S., или Надежда на жизнь

Я бы хотел начать черным по белому какой-нибудь красивой фразой — складной, и ладной, и замысловато-изысканной, фразой, которую хотелось бы взять в руки и гладить, приласкаться к ней, прижаться, вписаться целиком в ее затейливые очертания. * Но обстоятельства, вернее сказать, События мне этого не позволяют. И слова просятся иные: прозаичнее, беднее, чем мне бы хотелось. У них есть, однако, то достоинство, что ими будет высказана правда — как есть, без прикрас, без околичностей. А правда — вот она: это не жизнь, это черновик. Мое бренное существование похоже на череду слов, вычеркнутых до крови, вымаранных до мозга костей. Даже бумага, на которую они ложатся из-под моего пера, на которой теперь покоятся, местами процарапана до дыр.
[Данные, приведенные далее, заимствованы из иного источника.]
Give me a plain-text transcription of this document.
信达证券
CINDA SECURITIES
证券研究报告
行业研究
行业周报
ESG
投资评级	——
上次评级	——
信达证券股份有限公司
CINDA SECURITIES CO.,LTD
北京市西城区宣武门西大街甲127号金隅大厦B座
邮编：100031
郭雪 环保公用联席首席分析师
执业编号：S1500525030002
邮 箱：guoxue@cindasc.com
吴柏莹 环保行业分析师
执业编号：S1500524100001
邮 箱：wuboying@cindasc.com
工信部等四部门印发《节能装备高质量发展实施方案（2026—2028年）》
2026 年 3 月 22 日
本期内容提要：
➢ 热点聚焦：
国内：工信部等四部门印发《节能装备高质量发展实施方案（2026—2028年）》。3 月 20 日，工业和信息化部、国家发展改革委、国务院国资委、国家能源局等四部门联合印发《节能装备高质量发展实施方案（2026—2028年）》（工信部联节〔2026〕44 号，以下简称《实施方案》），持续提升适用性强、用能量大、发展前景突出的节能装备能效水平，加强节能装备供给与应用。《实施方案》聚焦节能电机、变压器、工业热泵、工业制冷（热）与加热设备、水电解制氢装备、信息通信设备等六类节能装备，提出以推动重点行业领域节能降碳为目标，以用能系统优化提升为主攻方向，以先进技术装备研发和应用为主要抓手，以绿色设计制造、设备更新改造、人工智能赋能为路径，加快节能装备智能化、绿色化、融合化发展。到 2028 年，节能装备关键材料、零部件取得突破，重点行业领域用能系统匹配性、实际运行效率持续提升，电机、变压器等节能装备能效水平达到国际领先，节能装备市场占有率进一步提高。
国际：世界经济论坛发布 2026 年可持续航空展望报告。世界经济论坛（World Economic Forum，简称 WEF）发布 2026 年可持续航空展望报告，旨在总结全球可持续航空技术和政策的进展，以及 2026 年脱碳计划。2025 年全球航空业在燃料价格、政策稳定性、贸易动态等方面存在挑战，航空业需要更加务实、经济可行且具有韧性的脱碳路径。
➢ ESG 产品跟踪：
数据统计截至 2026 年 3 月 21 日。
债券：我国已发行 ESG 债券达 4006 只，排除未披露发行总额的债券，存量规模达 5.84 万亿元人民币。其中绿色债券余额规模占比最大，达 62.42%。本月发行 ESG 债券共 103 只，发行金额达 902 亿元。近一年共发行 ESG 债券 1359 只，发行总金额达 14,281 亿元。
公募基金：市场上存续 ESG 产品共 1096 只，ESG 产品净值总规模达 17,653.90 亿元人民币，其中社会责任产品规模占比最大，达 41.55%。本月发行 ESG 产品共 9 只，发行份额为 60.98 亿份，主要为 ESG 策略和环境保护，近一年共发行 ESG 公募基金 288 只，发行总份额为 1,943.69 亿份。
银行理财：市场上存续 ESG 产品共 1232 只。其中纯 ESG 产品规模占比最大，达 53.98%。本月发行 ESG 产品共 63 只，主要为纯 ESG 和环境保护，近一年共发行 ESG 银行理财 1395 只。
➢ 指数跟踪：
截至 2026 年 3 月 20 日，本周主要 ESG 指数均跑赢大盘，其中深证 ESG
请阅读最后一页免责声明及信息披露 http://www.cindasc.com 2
Жалкая кучка слов, сплетение знаков за чернильной решеткой, зачерненные ею, почти изничтоженные. Я представляю себе, как они теснятся вокруг меня, эти жалкие несостоявшиеся слова, ничего не высказавшие, ничего не значащие. Они обступают меня, окружают, заключают в концентрационный лагерь на одну персону, они хотят принудить меня к молчанию.
И вот я сижу и смотрю на них. Я представляю себе, как они приходят в движение и превращаются в вагоны. Я смотрю — теперь это поезд, который может объехать всю землю. И глядя, как удаляются эти темные пятна, я вновь обретаю свободу слова.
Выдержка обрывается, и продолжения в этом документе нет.